• The Robert Graham Center at 25: Breaking Ground and Making a Difference

    Aug. 22, 2024, Scott Wilson  — When the Robert Graham Center published “The Health of U.S. Primary Care: 2024 Scorecard Report — No One Can See You Now” earlier this year, its lead author, Yalda Jabbarpour, M.D. — the RGC’s director and a practicing family physician — told AAFP News, “Family physicians who want to advocate with policymakers or health systems can say, ‘Look at this.’”

    That imperative applies to much of the wide-ranging research the RGC has issued over the past 25 years — work that has girded the Academy’s advocacy, informed AAFP members and educated health care stakeholders. Jabbarpour shared her thoughts about the center’s history of “look at this” moment with AAFP News this month to mark the RGC’s silver anniversary.

    The two primary care scorecards extend the RGC’s landmark 2012 projection of workforce needs and a 2015 paper estimating how much residencies needed to expand. What other, perhaps less widely discussed papers do you think showcase the RGC and its unique focus?

    I can break it down into the categories we typically study.

    Looking at workforce, besides what you mentioned we have done a lot of work around the importance of a diverse physician workforce to meeting the needs of all patients, including those from minoritized communities. I would point to our work on patient-physician racial concordance.

    We lead a workforce diversity series with the American Board of Family Medicine, with many articles looking at the contribution of racial- or ethnic-minority family physicians to the care of patients nationwide.

    Also, we have taken a look at the female family medicine workforce and their needs in multiple papers and projects, under the heading Sustaining Women in Medicine. Of particular interest is the work we did around gender differences in how family physicians address their burnout.

    On training, I am proud of the work we do for U.S. News and World Report in revising its medical school rankings for primary care. Previously, this measure did not take into account the actual production of primary care physicians by each medical school. We changed that so that the methodology really reflects which schools are training the primary care workforce of the future. We also have done studies on the factors that influence medical student choice — most recently looking at the impact of the U.S. Supreme Court’s Dobbs decision.

    Studying primary care payment and delivery, we broke ground on defining and measuring primary care spend. And we’ve documented the contribution of primary care to delivering behavioral health services, vaccinations and women’s health.

    One recent workforce-related publication that stands out is “Reflections From Family Medicine Residents on Training During the COVID-19 Pandemic.” What kind of ripples do you think we’ll continue to see from the pandemic, especially as the AAFP pushes to broaden students' interest in family medicine?

    I think the pandemic heightened the level of burnout in family docs — from increasing mistrust in medicine to breaking down physician-patient relationships to increasing our workload without much recognition from our health systems that we were essential. I think this resulted in early retirements and people leaving full-time work. I imagine we will continue to see workforce shortages persist for a while because of this.

    I also think the pandemic really showcased how under-resourced practices were. Many were on such a thin margin that they had to shut their doors when patients stopped coming because of stay-at-home orders, and many did not have access to PPE. Medical students witnessed this and perhaps changed their minds about wanting to work in environments that were overburdened but under-resourced.

    On the positive side, it brought us all closer to telehealth, which continues to be utilized today and is here to stay. This can be really good for equity issues, particularly for patients who lack transportation or child care.

    You just marked your own second anniversary leading the RGC. When you started, you said you looked forward to bringing, as its first female director, “a different perspective” to the work. Can you point to where that perspective is showing so far and preview what you’re excited about for the coming months?

    I really wanted to take a more equity-focused lens to our work. I think a lot of the work I just described, including racial concordance and the female family physician–specific work, showcases that. We have a grant from the Robert Wood Johnson Foundation to visualize structural racism’s impact on the physician workforce. That is being led by HealthLandscape.
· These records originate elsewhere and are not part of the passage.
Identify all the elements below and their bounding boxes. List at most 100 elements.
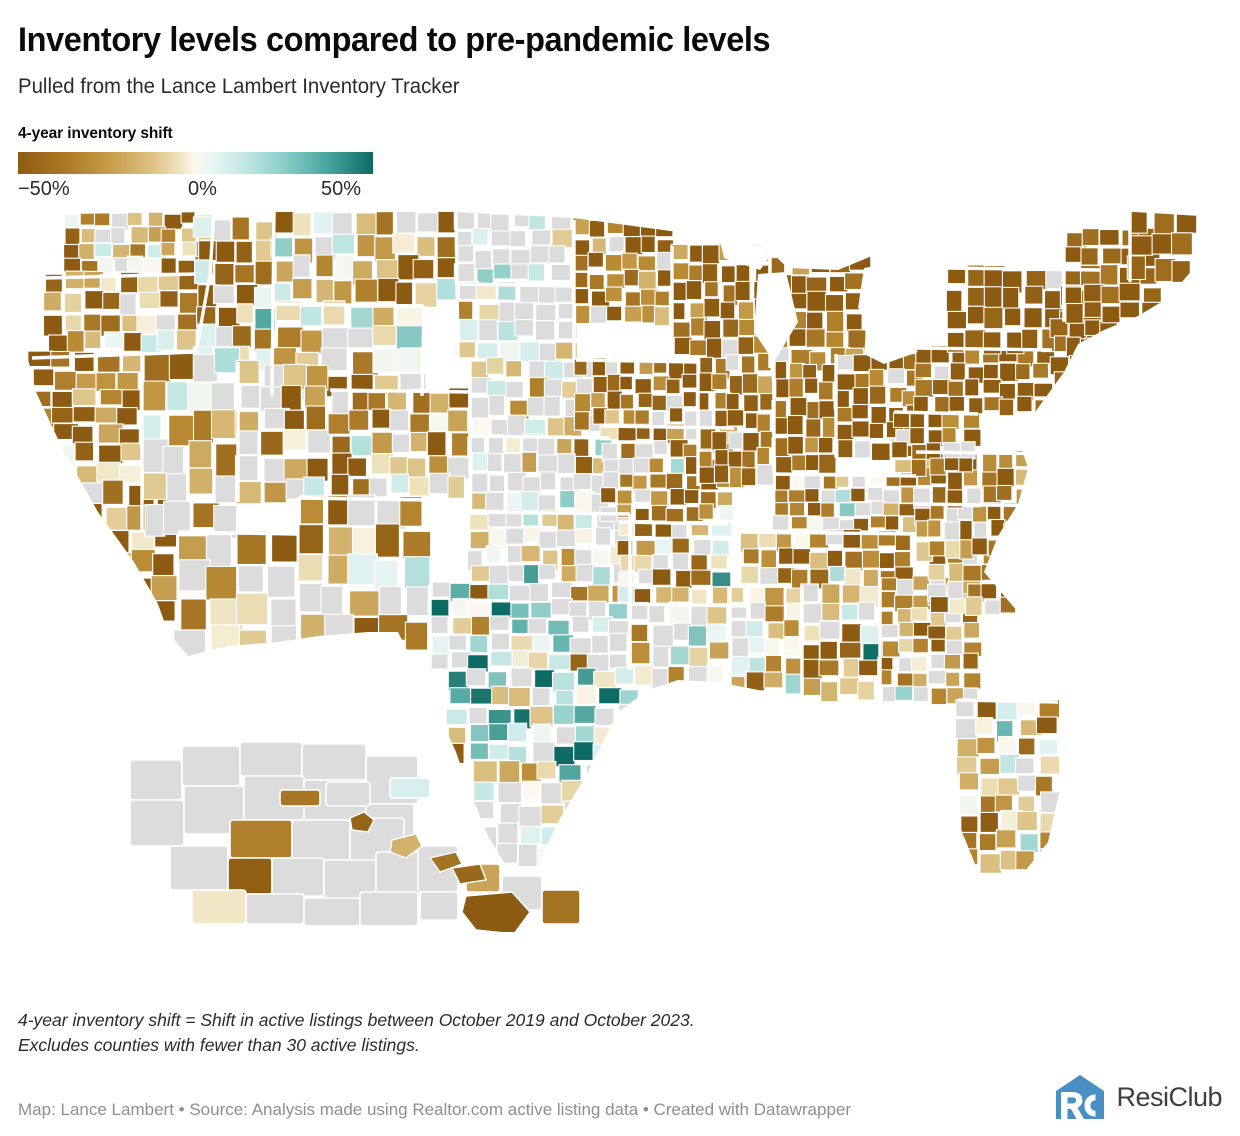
county-shape[interactable] [1171, 260, 1191, 284]
county-shape[interactable] [910, 459, 927, 478]
county-shape[interactable] [331, 391, 350, 415]
county-shape[interactable] [942, 442, 962, 460]
county-shape[interactable] [803, 377, 819, 395]
hawaii-island-shape[interactable] [389, 833, 423, 860]
county-shape[interactable] [867, 487, 884, 502]
county-shape[interactable] [651, 411, 666, 428]
county-shape[interactable] [1034, 399, 1052, 418]
county-shape[interactable] [187, 382, 212, 415]
county-shape[interactable] [1084, 337, 1100, 355]
county-shape[interactable] [327, 413, 351, 436]
county-shape[interactable] [399, 496, 423, 528]
county-shape[interactable] [683, 489, 700, 505]
county-shape[interactable] [725, 354, 740, 372]
county-shape[interactable] [868, 423, 885, 440]
county-shape[interactable] [880, 591, 897, 609]
county-shape[interactable] [447, 727, 467, 745]
county-shape[interactable] [485, 545, 502, 563]
county-shape[interactable] [574, 393, 592, 413]
county-shape[interactable] [94, 243, 113, 258]
county-shape[interactable] [894, 685, 914, 702]
county-shape[interactable] [102, 292, 122, 311]
county-shape[interactable] [756, 464, 774, 487]
county-shape[interactable] [198, 240, 218, 262]
county-shape[interactable] [84, 330, 102, 350]
county-shape[interactable] [716, 491, 734, 508]
county-shape[interactable] [616, 489, 633, 505]
county-shape[interactable] [980, 777, 999, 798]
county-shape[interactable] [175, 329, 197, 352]
county-shape[interactable] [634, 378, 652, 395]
county-shape[interactable] [71, 426, 94, 445]
county-shape[interactable] [498, 301, 517, 324]
county-shape[interactable] [555, 690, 574, 707]
county-shape[interactable] [842, 658, 860, 679]
county-shape[interactable] [299, 306, 323, 327]
county-shape[interactable] [1170, 232, 1193, 256]
county-shape[interactable] [214, 263, 235, 287]
county-shape[interactable] [506, 415, 527, 438]
county-shape[interactable] [838, 502, 856, 518]
county-shape[interactable] [759, 567, 779, 586]
county-shape[interactable] [881, 686, 897, 703]
county-shape[interactable] [414, 282, 438, 309]
county-shape[interactable] [78, 574, 107, 596]
county-shape[interactable] [738, 319, 757, 337]
county-shape[interactable] [979, 758, 1001, 776]
county-shape[interactable] [331, 234, 356, 255]
county-shape[interactable] [640, 235, 656, 254]
county-shape[interactable] [215, 240, 236, 264]
county-shape[interactable] [57, 529, 79, 554]
county-shape[interactable] [237, 565, 264, 593]
county-shape[interactable] [212, 219, 231, 243]
county-shape[interactable] [826, 550, 844, 568]
county-shape[interactable] [703, 320, 722, 342]
county-shape[interactable] [703, 298, 721, 318]
county-shape[interactable] [469, 742, 489, 761]
county-shape[interactable] [963, 672, 982, 690]
county-shape[interactable] [453, 212, 476, 231]
county-shape[interactable] [81, 595, 105, 623]
county-shape[interactable] [168, 352, 197, 381]
county-shape[interactable] [575, 305, 591, 325]
county-shape[interactable] [347, 457, 368, 478]
county-shape[interactable] [672, 262, 690, 281]
county-shape[interactable] [270, 237, 294, 258]
county-shape[interactable] [496, 843, 519, 865]
county-shape[interactable] [821, 583, 841, 605]
county-shape[interactable] [54, 445, 78, 465]
county-shape[interactable] [713, 464, 730, 484]
county-shape[interactable] [324, 614, 354, 646]
county-shape[interactable] [521, 781, 541, 801]
county-shape[interactable] [690, 317, 706, 337]
county-shape[interactable] [498, 760, 521, 784]
alaska-borough-shape[interactable] [129, 799, 185, 848]
county-shape[interactable] [910, 607, 929, 623]
county-shape[interactable] [76, 503, 103, 528]
county-shape[interactable] [998, 398, 1015, 417]
county-shape[interactable] [835, 373, 856, 392]
county-shape[interactable] [98, 444, 124, 465]
county-shape[interactable] [1083, 301, 1102, 319]
county-shape[interactable] [915, 348, 932, 365]
county-shape[interactable] [81, 528, 105, 555]
county-shape[interactable] [594, 708, 615, 727]
county-shape[interactable] [997, 564, 1014, 582]
county-shape[interactable] [426, 431, 447, 457]
county-shape[interactable] [607, 603, 628, 621]
county-shape[interactable] [587, 584, 610, 604]
county-shape[interactable] [580, 802, 601, 826]
county-shape[interactable] [763, 638, 780, 658]
county-shape[interactable] [210, 382, 235, 414]
county-shape[interactable] [962, 653, 979, 671]
county-shape[interactable] [805, 311, 824, 331]
county-shape[interactable] [530, 602, 552, 619]
alaska-borough-shape[interactable] [169, 845, 229, 892]
county-shape[interactable] [379, 586, 402, 618]
county-shape[interactable] [431, 581, 453, 599]
county-shape[interactable] [859, 625, 881, 645]
county-shape[interactable] [868, 369, 885, 388]
county-shape[interactable] [371, 432, 394, 455]
county-shape[interactable] [56, 600, 85, 624]
county-shape[interactable] [980, 564, 1001, 582]
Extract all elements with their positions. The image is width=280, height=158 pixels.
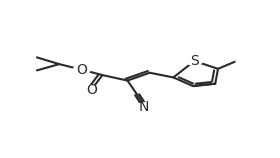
- Text: O: O: [76, 63, 87, 77]
- Circle shape: [136, 103, 152, 112]
- Circle shape: [186, 56, 203, 65]
- Text: N: N: [139, 100, 149, 114]
- Circle shape: [73, 65, 90, 75]
- Text: O: O: [86, 83, 97, 97]
- Circle shape: [83, 85, 100, 95]
- Text: S: S: [190, 54, 199, 67]
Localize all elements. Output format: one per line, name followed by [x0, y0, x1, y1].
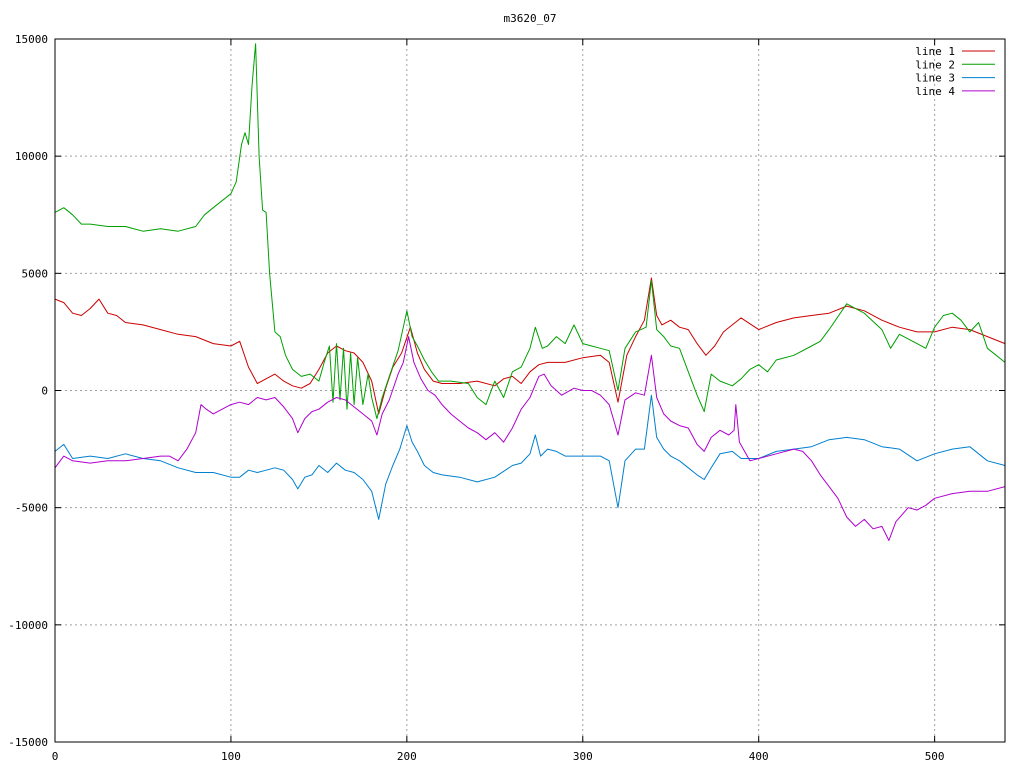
legend-label-line-2: line 2 [915, 58, 955, 71]
y-tick-label: -10000 [8, 619, 48, 632]
series-line-line-2 [54, 43, 1006, 420]
y-tick-label: -15000 [8, 736, 48, 749]
y-tick-label: -5000 [15, 502, 48, 515]
x-tick-label: 500 [925, 750, 945, 763]
legend-label-line-1: line 1 [915, 45, 955, 58]
legend-label-line-3: line 3 [915, 72, 955, 85]
y-tick-label: 0 [41, 385, 48, 398]
grid [55, 39, 1005, 742]
x-tick-label: 100 [221, 750, 241, 763]
series-line-line-1 [54, 277, 1006, 415]
x-tick-label: 0 [52, 750, 59, 763]
series-group [54, 43, 1006, 541]
chart-title: m3620_07 [504, 12, 557, 25]
series-line-line-3 [54, 394, 1006, 520]
x-tick-label: 300 [573, 750, 593, 763]
legend-label-line-4: line 4 [915, 85, 955, 98]
series-line-line-4 [54, 336, 1006, 541]
axis-ticks: 0 100 200 300 400 500 -15000 -10000 -5000 0 5000 10… [8, 33, 1005, 763]
x-tick-label: 200 [397, 750, 417, 763]
y-tick-label: 10000 [15, 150, 48, 163]
y-tick-label: 5000 [22, 267, 49, 280]
y-tick-label: 15000 [15, 33, 48, 46]
x-tick-label: 400 [749, 750, 769, 763]
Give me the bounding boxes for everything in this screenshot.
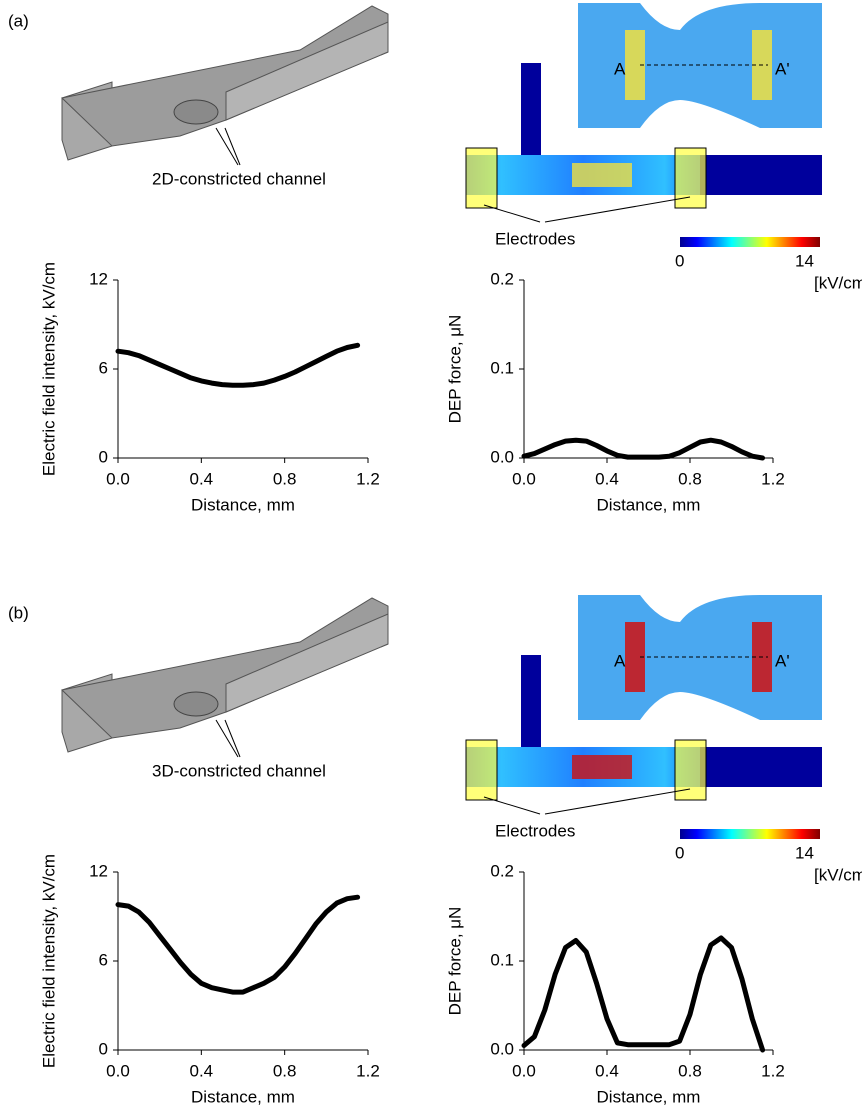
x-tick-label: 1.2 (761, 469, 785, 488)
y-tick-label: 0.0 (490, 447, 514, 466)
y-tick-label: 0.1 (490, 950, 514, 969)
y-axis-label: Electric field intensity, kV/cm (39, 854, 58, 1068)
data-line (524, 938, 763, 1050)
colorbar (680, 237, 820, 247)
colorbar-min: 0 (675, 251, 684, 270)
colorbar-min: 0 (675, 843, 684, 862)
leader (545, 789, 690, 814)
x-tick-label: 0.0 (512, 1061, 536, 1080)
section-start: A (614, 59, 626, 78)
x-tick-label: 0.4 (595, 1061, 619, 1080)
inlet (521, 655, 541, 747)
x-tick-label: 0.8 (273, 1061, 297, 1080)
x-tick-label: 0.4 (595, 469, 619, 488)
colorbar-max: 14 (795, 251, 814, 270)
constriction (572, 163, 632, 187)
mesh-caption: 3D-constricted channel (152, 761, 326, 780)
y-tick-label: 6 (99, 358, 108, 377)
y-tick-label: 6 (99, 950, 108, 969)
x-tick-label: 0.8 (678, 1061, 702, 1080)
x-axis-label: Distance, mm (597, 495, 701, 514)
y-tick-label: 12 (89, 861, 108, 880)
electrodes-label: Electrodes (495, 821, 575, 840)
y-tick-label: 12 (89, 269, 108, 288)
leader (545, 197, 690, 222)
figure: (a) 2D-constricted channel A A' Electrodes 0 1… (0, 0, 862, 1111)
outlet (700, 155, 822, 195)
colorbar (680, 829, 820, 839)
colorbar-unit: [kV/cm] (814, 273, 862, 292)
y-tick-label: 0.2 (490, 269, 514, 288)
mesh-bar (62, 6, 388, 146)
leader (484, 797, 540, 814)
mesh-constriction (174, 692, 218, 716)
mesh-bar (62, 598, 388, 738)
x-tick-label: 1.2 (356, 469, 380, 488)
x-tick-label: 1.2 (356, 1061, 380, 1080)
x-axis-label: Distance, mm (191, 495, 295, 514)
panel-illustration: (a) 2D-constricted channel A A' Electrodes 0 1… (8, 3, 862, 292)
y-axis-label: DEP force, μN (445, 315, 464, 424)
x-tick-label: 1.2 (761, 1061, 785, 1080)
panel-illustration: (b) 3D-constricted channel A A' Electrodes 0 1… (8, 595, 862, 884)
section-start: A (614, 651, 626, 670)
mesh-caption: 2D-constricted channel (152, 169, 326, 188)
x-tick-label: 0.8 (273, 469, 297, 488)
x-tick-label: 0.0 (512, 469, 536, 488)
outlet (700, 747, 822, 787)
x-tick-label: 0.0 (106, 469, 130, 488)
y-axis-label: Electric field intensity, kV/cm (39, 262, 58, 476)
data-line (118, 345, 358, 385)
electrode (466, 148, 497, 208)
y-tick-label: 0.1 (490, 358, 514, 377)
colorbar-unit: [kV/cm] (814, 865, 862, 884)
mesh-constriction (174, 100, 218, 124)
constriction (572, 755, 632, 779)
colorbar-max: 14 (795, 843, 814, 862)
inlet (521, 63, 541, 155)
electrode (466, 740, 497, 800)
x-axis-label: Distance, mm (597, 1087, 701, 1106)
panel-label: (b) (8, 603, 29, 622)
x-tick-label: 0.4 (190, 469, 214, 488)
y-tick-label: 0 (99, 447, 108, 466)
electrodes-label: Electrodes (495, 229, 575, 248)
leader (484, 205, 540, 222)
y-tick-label: 0 (99, 1039, 108, 1058)
x-tick-label: 0.0 (106, 1061, 130, 1080)
section-end: A' (775, 651, 790, 670)
y-axis-label: DEP force, μN (445, 907, 464, 1016)
x-axis-label: Distance, mm (191, 1087, 295, 1106)
y-tick-label: 0.2 (490, 861, 514, 880)
data-line (118, 897, 358, 992)
data-line (524, 440, 763, 458)
section-end: A' (775, 59, 790, 78)
y-tick-label: 0.0 (490, 1039, 514, 1058)
x-tick-label: 0.4 (190, 1061, 214, 1080)
panel-label: (a) (8, 11, 29, 30)
x-tick-label: 0.8 (678, 469, 702, 488)
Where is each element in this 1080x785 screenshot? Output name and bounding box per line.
    We also just acquired Medicaid data. Traditionally the RGC has only had access to Medicare data. I hope this new data source will allow us to focus on a population where family physicians have a huge impact and where I believe family medicine physicians shine — namely, bringing high-quality care to underserved communities. We are using the data to examine the impact of physician-patient continuity on outcomes — including, eventually, maternal health outcomes.

    The RGC has looked at the impact of family physicians to mitigate maternity care deserts. How are you continuing to study the maternity care crisis?

    What we know is that the family physicians who do maternity care also do reproductive care more generally. So our next area of inquiry is around whether state policies that restrict reproductive care are going to impact the number of family physicians who choose to work in those states, which also happen to be the states with the largest maternity care deserts. We have a grant in to get funding to do this.